The DVSA (previously VOSA) are responsible for carrying out roadside examinations of vehicles similar to an MOT test. The main targets are commercial vehicles but examinations of cars are not unheard of where the vehicle is visibly poor or for example is smoking. This has gone on for a number of years, what is new is that the DVSA examiners historically relied on police officers to stop the vehicles for examination. More recently VOSA vehicle examiners have had their own vehicles with lights and signage and a power to stop vehicles, the idea being to release police officers to more conventional police work.

The new campaign is a relief to many motorcyclists and may be as a result of a number of campaigns by the motorcycle press. The problem is that unlike petrol which evaporates very quickly at normal UK temperatures if spilt, diesel or diesel oil as it used to be known is just that, an oil, when spilt it stays on the road and can be difficult to see against tarmac. What is worse is that the spillages often take place on bends and roundabouts, this is because the main cause of spills is overfilled fuel tanks and badly fitted fuel caps. After filling up the fuel sloshes around and out of the tank at the first bend.

There are now two good reasons not to overfill and to ensure your fuel cap fits properly, one is that fuel on the ground does not make your vehicle travel very far and therefore ruins your fuel economy, and two the DVSA have indicated that they are toughening up their stance on this (it is an MOT failure point) and your vehicle could receive a roadside prohibition from moving in severe cases. Apart from the potential for a prohibition what is the offence and penalty? It is a construction and use offence of using a vehicle in a dangerous condition, three penalty points and a fine of £100 on a fixed penalty ticket or more if it goes to court.

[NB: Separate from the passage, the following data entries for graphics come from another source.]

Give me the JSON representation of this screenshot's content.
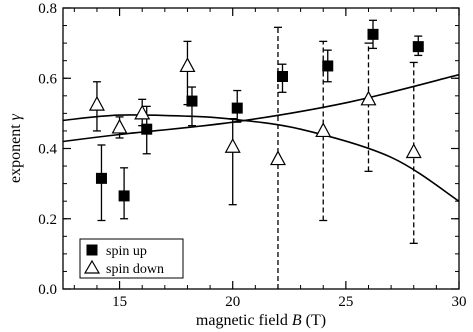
{
  "chart_data": {
    "type": "scatter",
    "xlabel_parts": {
      "pre": "magnetic field ",
      "var": "B",
      "post": " (T)"
    },
    "ylabel_parts": {
      "pre": "exponent ",
      "var": "γ"
    },
    "xlim": [
      12.5,
      30
    ],
    "ylim": [
      0,
      0.8
    ],
    "x_ticks": [
      15,
      20,
      25,
      30
    ],
    "y_ticks": [
      0.0,
      0.2,
      0.4,
      0.6,
      0.8
    ],
    "y_tick_labels": [
      "0.0",
      "0.2",
      "0.4",
      "0.6",
      "0.8"
    ],
    "minor_x_step": 1,
    "minor_y_step": 0.05,
    "grid": false,
    "legend": {
      "position": "bottom-left",
      "entries": [
        {
          "marker": "filled-square",
          "label": "spin up"
        },
        {
          "marker": "open-triangle",
          "label": "spin down"
        }
      ]
    },
    "series": [
      {
        "name": "spin up",
        "marker": "filled-square",
        "points": [
          {
            "x": 14.2,
            "y": 0.315,
            "err_lo": 0.195,
            "err_hi": 0.41,
            "dashed": false
          },
          {
            "x": 15.2,
            "y": 0.265,
            "err_lo": 0.2,
            "err_hi": 0.345,
            "dashed": false
          },
          {
            "x": 16.2,
            "y": 0.455,
            "err_lo": 0.385,
            "err_hi": 0.52,
            "dashed": false
          },
          {
            "x": 18.2,
            "y": 0.535,
            "err_lo": 0.465,
            "err_hi": 0.575,
            "dashed": false
          },
          {
            "x": 20.2,
            "y": 0.515,
            "err_lo": 0.475,
            "err_hi": 0.565,
            "dashed": false
          },
          {
            "x": 22.2,
            "y": 0.605,
            "err_lo": 0.56,
            "err_hi": 0.64,
            "dashed": false
          },
          {
            "x": 24.2,
            "y": 0.635,
            "err_lo": 0.59,
            "err_hi": 0.68,
            "dashed": false
          },
          {
            "x": 26.2,
            "y": 0.725,
            "err_lo": 0.685,
            "err_hi": 0.765,
            "dashed": false
          },
          {
            "x": 28.2,
            "y": 0.69,
            "err_lo": 0.665,
            "err_hi": 0.72,
            "dashed": false
          }
        ]
      },
      {
        "name": "spin down",
        "marker": "open-triangle",
        "points": [
          {
            "x": 14.0,
            "y": 0.525,
            "err_lo": 0.45,
            "err_hi": 0.59,
            "dashed": false
          },
          {
            "x": 15.0,
            "y": 0.46,
            "err_lo": 0.43,
            "err_hi": 0.49,
            "dashed": false
          },
          {
            "x": 16.0,
            "y": 0.5,
            "err_lo": 0.465,
            "err_hi": 0.54,
            "dashed": false
          },
          {
            "x": 18.0,
            "y": 0.635,
            "err_lo": 0.525,
            "err_hi": 0.705,
            "dashed": false
          },
          {
            "x": 20.0,
            "y": 0.405,
            "err_lo": 0.24,
            "err_hi": 0.485,
            "dashed": false
          },
          {
            "x": 22.0,
            "y": 0.37,
            "err_lo": 0.0,
            "err_hi": 0.745,
            "dashed": true
          },
          {
            "x": 24.0,
            "y": 0.45,
            "err_lo": 0.195,
            "err_hi": 0.705,
            "dashed": true
          },
          {
            "x": 26.0,
            "y": 0.54,
            "err_lo": 0.335,
            "err_hi": 0.7,
            "dashed": true
          },
          {
            "x": 28.0,
            "y": 0.39,
            "err_lo": 0.13,
            "err_hi": 0.645,
            "dashed": true
          }
        ]
      }
    ],
    "curves": [
      {
        "shape": "rising",
        "points": [
          [
            12.5,
            0.42
          ],
          [
            15,
            0.44
          ],
          [
            20,
            0.475
          ],
          [
            25,
            0.53
          ],
          [
            30,
            0.61
          ]
        ]
      },
      {
        "shape": "falling",
        "points": [
          [
            12.5,
            0.48
          ],
          [
            15,
            0.495
          ],
          [
            18,
            0.492
          ],
          [
            20,
            0.483
          ],
          [
            23,
            0.455
          ],
          [
            27,
            0.375
          ],
          [
            30,
            0.25
          ]
        ]
      }
    ]
  }
}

As a motorcyclist myself, I believe that there have been fewer spills recently, I suspect this is more to do with commercial vehicle operators having better caps to prevent diesel thefts, still a big problem in the industry as a tank full of diesel on a long distance vehicle can easily exceed £1,000 in value. Frankly I don’t care what brings on the changes if it stops someone, particularly me, taking a trip down the road on the backside, it is progress.